The package has been gathering dust on github for a couple of years now. Spurred on by the success of my NHS-R colleagues, who recently successfully submitted the NHSRplothedots package to CRAN (I’ll let them write about that), I decided to go for it, and try my luck.

I was pretty confident that the package was in a good shape – I’d set up GitHub actions to run R CMD checks on each commit. The benefit of this, in addition to running those checks on your own laptop/PC, is that the checks are running on several operating systems, rather than just your native one, and different versions of R, including the development versions. If your package won’t work on the development versions, it won’t make it to CRAN.

You can set the github actions up via the {usethis} package, which, it has to be said, has lowered the barriers in package development significantly.

You’ll also need to have set up unit tests – most likely using {testthat} (although I really like the combination of {checkmate} and {tinytest}).

I’m not sure if there is a defined percentage of code that has to be covered by testing – I’ve seen some packages with large codebases on CRAN with relatively low code coverage. The higher you can get it the better. runcharter is at 94% currently, the NHSRplotthedots package is at 100%, with an extensive battery of tests, mainly due to @tomjemmet, who is an absolute pro at this kind of stuff.

Both these steps go a long way to getting your package ready.

I’m glossing over things like package documentation, READMEs and package websites using pkgdown. While a website is an optional extra, pkgdown does make it pretty straightforward to get a website up and running. You should probably take advantage of it.

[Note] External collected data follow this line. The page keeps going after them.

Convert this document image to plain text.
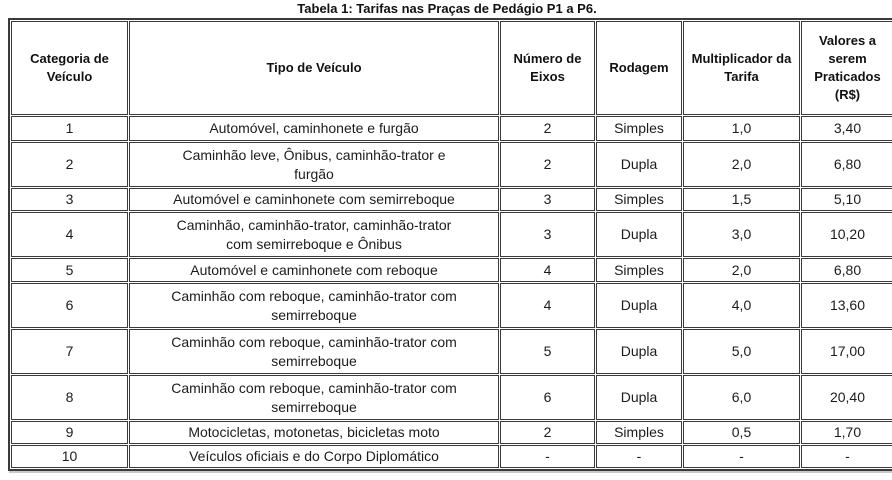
Tabela 1: Tarifas nas Praças de Pedágio P1 a P6.
Categoria de Veículo	Tipo de Veículo	Número de Eixos	Rodagem	Multiplicador da Tarifa	Valores a serem Praticados (R$)
1	Automóvel, caminhonete e furgão	2	Simples	1,0	3,40
2	Caminhão leve, Ônibus, caminhão-trator e furgão	2	Dupla	2,0	6,80
3	Automóvel e caminhonete com semirreboque	3	Simples	1,5	5,10
4	Caminhão, caminhão-trator, caminhão-trator com semirreboque e Ônibus	3	Dupla	3,0	10,20
5	Automóvel e caminhonete com reboque	4	Simples	2,0	6,80
6	Caminhão com reboque, caminhão-trator com semirreboque	4	Dupla	4,0	13,60
7	Caminhão com reboque, caminhão-trator com semirreboque	5	Dupla	5,0	17,00
8	Caminhão com reboque, caminhão-trator com semirreboque	6	Dupla	6,0	20,40
9	Motocicletas, motonetas, bicicletas moto	2	Simples	0,5	1,70
10	Veículos oficiais e do Corpo Diplomático	-	-	-	-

You’re most likely to get tripped up by relatively minor details.

Here are a few things you will need to check and/or think about:

The DESCRIPTION file

The title should be in title case (this is not title case)
For clarity:
The Title Should Be in Title Case

That last line IS in title case.

If you’re not sure – this title case converter will help you check.

The actual description part needs to be a short paragraph (somewhere around 3-4 sentences) and the spacing / indenting needs to be accurate. Your package probably won’t even build locally if the indentation is incorrect – which, is why, until the night I submitted it, my description was a one liner. I managed to flesh it out, and keep it aligned correctly (using 4 spaces for the second line onwards).

URLS

I somehow had a URL in my description file that did not have a trailing ‘/’. So that was a failed submission.

If your URL points to ‘http://’ rather than ‘https://’ that will also be a problem. If your URL has a redirect – you have a problem.

Thankfully there is a {urlchecker} package that helps with all these issues.

I’ve set up a file here with a some links and guides I’ve found over the last few months or so:

https://github.com/johnmackintosh/CRANt-touch-this

If you have any more good ones, or encounter a stumbling block that is not already covered, please raise a PR.